Die Bremer Bildungsbehörde erhofft sich laut Sprecherin Patricia Brandt neue Erkenntnisse über den Konsum durch die Schulbusstudie, die voraussichtlich im Frühjahr zur Verfügung stehen werde. Geplant sei auch, die Anzahl von Rettungsdiensteinsätzen wegen Drogenkonsums in Schulen zukünftig zu erfassen – bislang passiere das nicht.
Was weiß man über die Verkäufer?
Berichte von Jugendlichen in der Beratungsstelle legen laut Schlee nahe, dass einige junge Menschen die Droge selbst herstellen und an andere verkaufen. "Woher die Inhaltsstoffe bezogen werden und worum es sich dabei genau handelt, ist uns nicht bekannt", erklärt Schlee. Ihr zufolge ergibt sich aus den Erfahrungsberichten auch, dass die Dealer die Stoffe damit bewerben, "dass sie schwer nachzuweisen und günstig sind". Auch über Soziale Medien würden die Produkte beworben.
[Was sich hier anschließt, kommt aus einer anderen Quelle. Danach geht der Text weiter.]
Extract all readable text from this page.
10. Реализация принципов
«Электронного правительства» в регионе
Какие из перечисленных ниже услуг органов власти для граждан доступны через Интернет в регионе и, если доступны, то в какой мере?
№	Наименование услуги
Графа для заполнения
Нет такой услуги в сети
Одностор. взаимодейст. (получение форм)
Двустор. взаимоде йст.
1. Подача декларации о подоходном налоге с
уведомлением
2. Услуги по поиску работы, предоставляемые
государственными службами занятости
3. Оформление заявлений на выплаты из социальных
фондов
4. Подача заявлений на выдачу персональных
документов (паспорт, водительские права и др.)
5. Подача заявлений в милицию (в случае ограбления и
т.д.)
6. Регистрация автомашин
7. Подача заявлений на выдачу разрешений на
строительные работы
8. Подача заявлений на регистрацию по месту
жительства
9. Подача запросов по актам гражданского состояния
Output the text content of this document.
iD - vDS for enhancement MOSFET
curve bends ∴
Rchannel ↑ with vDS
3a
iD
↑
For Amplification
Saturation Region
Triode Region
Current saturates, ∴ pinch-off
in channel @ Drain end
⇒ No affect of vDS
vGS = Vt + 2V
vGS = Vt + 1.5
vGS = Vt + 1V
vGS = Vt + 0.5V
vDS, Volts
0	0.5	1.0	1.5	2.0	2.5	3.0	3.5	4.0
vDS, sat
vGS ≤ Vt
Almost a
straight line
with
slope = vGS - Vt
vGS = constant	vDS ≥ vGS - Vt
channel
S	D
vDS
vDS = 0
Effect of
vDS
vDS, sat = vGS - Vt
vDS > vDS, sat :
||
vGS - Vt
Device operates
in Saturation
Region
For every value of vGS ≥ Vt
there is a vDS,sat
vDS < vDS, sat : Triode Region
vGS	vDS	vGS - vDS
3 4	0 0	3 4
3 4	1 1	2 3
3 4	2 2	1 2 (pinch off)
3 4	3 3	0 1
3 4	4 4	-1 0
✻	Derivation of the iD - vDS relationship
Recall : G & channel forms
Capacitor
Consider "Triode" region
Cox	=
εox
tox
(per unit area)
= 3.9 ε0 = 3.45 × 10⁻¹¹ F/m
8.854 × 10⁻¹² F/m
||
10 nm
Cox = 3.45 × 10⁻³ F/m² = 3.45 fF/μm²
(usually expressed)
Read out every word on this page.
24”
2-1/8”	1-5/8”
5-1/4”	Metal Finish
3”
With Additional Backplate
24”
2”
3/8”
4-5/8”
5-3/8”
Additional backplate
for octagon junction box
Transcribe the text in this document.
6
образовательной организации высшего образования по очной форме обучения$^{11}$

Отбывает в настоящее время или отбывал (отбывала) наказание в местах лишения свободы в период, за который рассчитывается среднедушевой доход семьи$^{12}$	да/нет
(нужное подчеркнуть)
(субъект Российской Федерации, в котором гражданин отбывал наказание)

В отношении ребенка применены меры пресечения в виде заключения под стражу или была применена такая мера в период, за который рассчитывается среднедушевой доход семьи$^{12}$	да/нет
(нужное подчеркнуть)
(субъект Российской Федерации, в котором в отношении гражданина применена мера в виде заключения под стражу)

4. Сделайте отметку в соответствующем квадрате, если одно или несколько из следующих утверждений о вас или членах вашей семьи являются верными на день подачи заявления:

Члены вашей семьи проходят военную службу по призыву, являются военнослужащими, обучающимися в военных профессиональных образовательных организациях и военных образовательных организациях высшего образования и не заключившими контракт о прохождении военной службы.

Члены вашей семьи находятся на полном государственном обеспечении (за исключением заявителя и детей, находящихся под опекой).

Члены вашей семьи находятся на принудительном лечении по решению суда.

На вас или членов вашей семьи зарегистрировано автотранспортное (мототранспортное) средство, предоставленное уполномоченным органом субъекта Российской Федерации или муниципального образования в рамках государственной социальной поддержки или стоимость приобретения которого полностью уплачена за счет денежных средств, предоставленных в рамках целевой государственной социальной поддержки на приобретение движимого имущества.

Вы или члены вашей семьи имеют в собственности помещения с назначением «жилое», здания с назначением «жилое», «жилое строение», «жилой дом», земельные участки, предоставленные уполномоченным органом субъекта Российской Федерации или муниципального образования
Viele Schüler probierten die Substanz in der Annahme, es handele sich um Cannabidiol. Im Fall der 16-jährigen Schülerin aus Oldenburg haben Ermittler der Polizei Oldenburg noch am selben Tag eine Wohnung durchsucht und einen 19-Jährigen festgenommen, der im Verdacht steht, die Droge an die Schülerin verkauft zu haben.
Wie klären die Behörden auf?
Die Suchtberatungsstelle Escape klärt nach Angaben von Schlee sowohl die Jugendlichen als auch die erwachsenen Bezugspersonen "über die gefährlichen Stoffe, die Verbreitung, die irreführende Vermarktung und den Konsum auf". Auch gebe es Fortbildungsveranstaltungen für Fachpersonal. Derzeit bereite das Gesundheitsamt zudem gemeinsam mit dem Landesinstitut für Schule Aufklärungsmaterialien vor. Die Bildungsbehörde hat laut Brandt ein Rundschreiben mit Empfehlungen an die Schulen verschickt und bildet Lehrkräfte zu dem Thema fort. Außerdem sei eine Unterrichtseinheit zum Thema Vapen erstellt worden. Polizeisprecher Demann berichtet von einem Austausch des Fachreferats mit der Suchthilfe Bremen.